At the heart of this discussion lies the question of interpretation, or lack thereof, of the sacred texts to which we all, in our various faiths, struggle to adhere. Will our faith communities continue to accept, and act upon, superficial and violent interpretations of our faiths — which allow us to torment others, while we remain certain of our own moral righteousness? Or will we, as peoples of faith, evolve to something greater and deeper, a place where the culture of faith is always and everywhere understood to be a universal blessing, because it is a culture of life? My dear brothers and sisters, we people of faith can lead the world in this direction, if only we dare to try. If only, in each of our faiths, we hypocrites can remove the logs from our own eyes, as Christ asked of us, before pointing out the speck of dust in our brothers’ eyes.

Historically, we Christians have certainly played the role of hypocrites ourselves and often embraced the most radical and violent interpretations of our faith. The disastrous consequences may be seen in the brutal, faith-driven wars that ravaged Europe for nearly two centuries, and the persecution of heretics and apostates that began soon after the conversion of Rome to Christianity. Christians, no less than members of other faiths, have committed immense atrocities in war, including horrific violence against innocents, women, and children. We can never forget that the Holocaust occurred primarily within the heart of “Christian Europe.” In my own religious community, it was not until the Second Vatican Council in 1962 that the Roman Catholic Church embraced freedom of conscience in religious matters as essential to the “dignity of man.” And we need only to look at the news of today to find, once again, Christians killing Christians, brother against brother.

Yet out of this evolving history I bring you to our Iraqi Christian experience today in which there is, perhaps, an example of hope. What you will not hear from our people is any demand for revenge or reprisals. We are a very imperfect people, and no doubt when we stand in our final judgment our own sins will be found to have been great. And yet I can say to you, we Iraqi Christians turned away from violence, and towards the difficult path of forgiveness. . . .
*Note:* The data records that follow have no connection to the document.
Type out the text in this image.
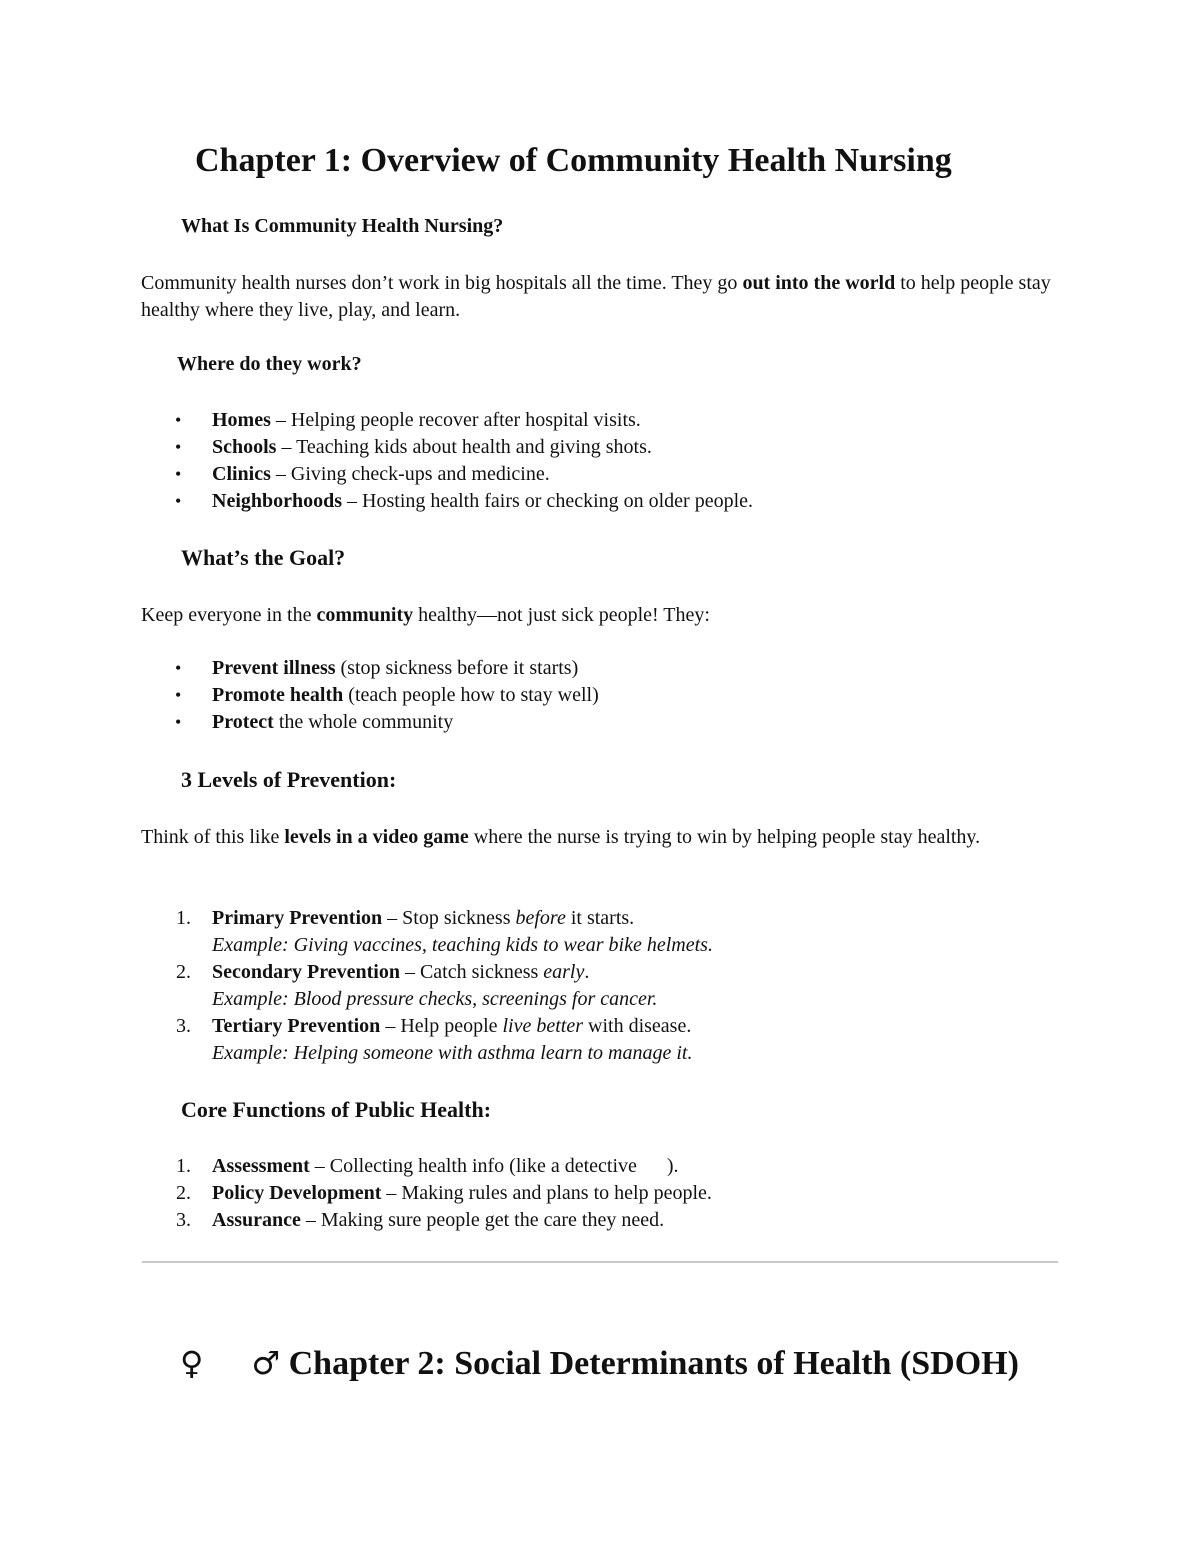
Chapter 1: Overview of Community Health Nursing
What Is Community Health Nursing?

Community health nurses don’t work in big hospitals all the time. They go out into the world to help people stay healthy where they live, play, and learn.

Where do they work?
• Homes – Helping people recover after hospital visits.
• Schools – Teaching kids about health and giving shots.
• Clinics – Giving check-ups and medicine.
• Neighborhoods – Hosting health fairs or checking on older people.
What’s the Goal?

Keep everyone in the community healthy—not just sick people! They:

• Prevent illness (stop sickness before it starts)
• Promote health (teach people how to stay well)
• Protect the whole community
3 Levels of Prevention:

Think of this like levels in a video game where the nurse is trying to win by helping people stay healthy.

1. Primary Prevention – Stop sickness before it starts.
Example: Giving vaccines, teaching kids to wear bike helmets.
2. Secondary Prevention – Catch sickness early.
Example: Blood pressure checks, screenings for cancer.
3. Tertiary Prevention – Help people live better with disease.
Example: Helping someone with asthma learn to manage it.
Core Functions of Public Health:
1. Assessment – Collecting health info (like a detective      ).
2. Policy Development – Making rules and plans to help people.
3. Assurance – Making sure people get the care they need.
♀ ♂ Chapter 2: Social Determinants of Health (SDOH)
Is change towards true coexistence, slow and difficult though it may be, truly possible?

Fundamentally, in the Middle East this change in direction can only come about as the conscious work of the Islamic world itself. I stand before you as both the leader of innocent victims and a most deeply interested observer, and dare I say it, a friend. But I am under no illusion that I, or any other non-Muslim, can force this change. I can suggest a path and tell of the consequences to the victims on the road of destruction already traveled, but it remains with the world of Islam itself to make these choices on its own. . . .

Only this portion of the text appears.